Congressmen to feds: What now for suburbanites with United Center suddenly limited?
Eleven Democratic members of Congress complained to the Federal Emergency Management Agency on Friday about its decision to exclude collar county residents from the popular United Center mass COVID-19 vaccination clinic in Chicago.
Until Sunday, March 7, federal, Chicago and state officials had promoted the clinic as open to all Illinoisans age 65 and older and people with serious medical conditions.
Many suburban seniors had secured appointments before FEMA pulled the plug Sunday amid concerns participants didn't meet federal goals of vaccinating vulnerable communities hit hard by COVID-19, including residents on Chicago's West Side where the stadium is located.
"Many of our constituents who fall in the vulnerable category, but who don't live in Chicago, felt frustrated with the recent determination to limit eligibility at the United Center Federal Mass Vaccination Center for Illinois residents outside of the city and county," a letter written by U.S. Rep. Brad Schneider of Deerfield and 10 other lawmakers stated.
"Their confusion was exacerbated with the abruptness of the announcement, and the consequent uncertainty surrounding their future access to a vaccination appointment."
Co-signers include U.S. Reps. Sean Casten of Downers Grove, Bill Foster of Naperville, Robin Kelly of Matteson, Raja Krishnamoorthi of Schaumburg, Marie Newman of LaGrange, Jan Schakowsky of Evanston, and Chicagoans Danny Davis, Jesús Garcia, Mike Quigley and Bobby Rush.
Seniors were eligible to make appointments March 4, and the next group, people with significant health problems such as cancer, had been scheduled to begin signing up Sunday.
FEMA Acting Regional Administrator Kevin M. Sligh said the agency is "committed to the equitable distribution of vaccines.

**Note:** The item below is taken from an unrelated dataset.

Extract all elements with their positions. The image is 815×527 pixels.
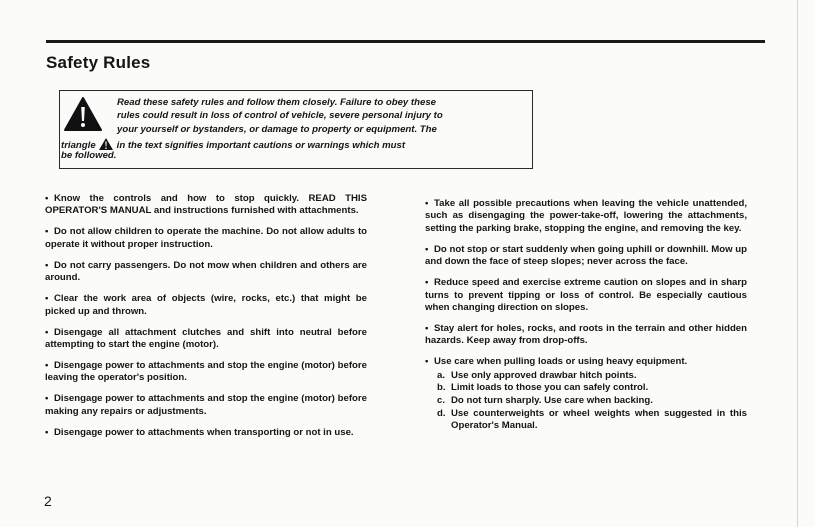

Using data from CDC's social vulnerability index, the vaccination site was located in the city of Chicago, and an additional allocation of vaccines was made, to reach the most socially vulnerable communities.
"The decision to change course on registrations had to be made quickly because delaying the decision would only have ensured that the most socially vulnerable Illinoisans would be excluded from this particular effort," Sligh said.
FEMA agreed to provide federal mobile sites in locations including the collar counties and to dedicate vaccine doses for that purpose, but no details have been offered about dates and locations.
The lawmakers asked for plans about future vaccination sites and whether the United Center facility, which debuted Tuesday, will stay open beyond the eight weeks originally announced.
"Pockets of vulnerability exist all across our state, both in the collar counties and downstate, and each of us represent underserved, socially vulnerable Illinoisans that are all hoping for timely and straightforward access to the vaccine," the delegation wrote.
United Center vaccination appointments for seniors made before the change will be kept. Suburban Cook residents also are still eligible for vaccines at the stadium through the Cook County health department, but the agency has yet to release plans for how people can access shots.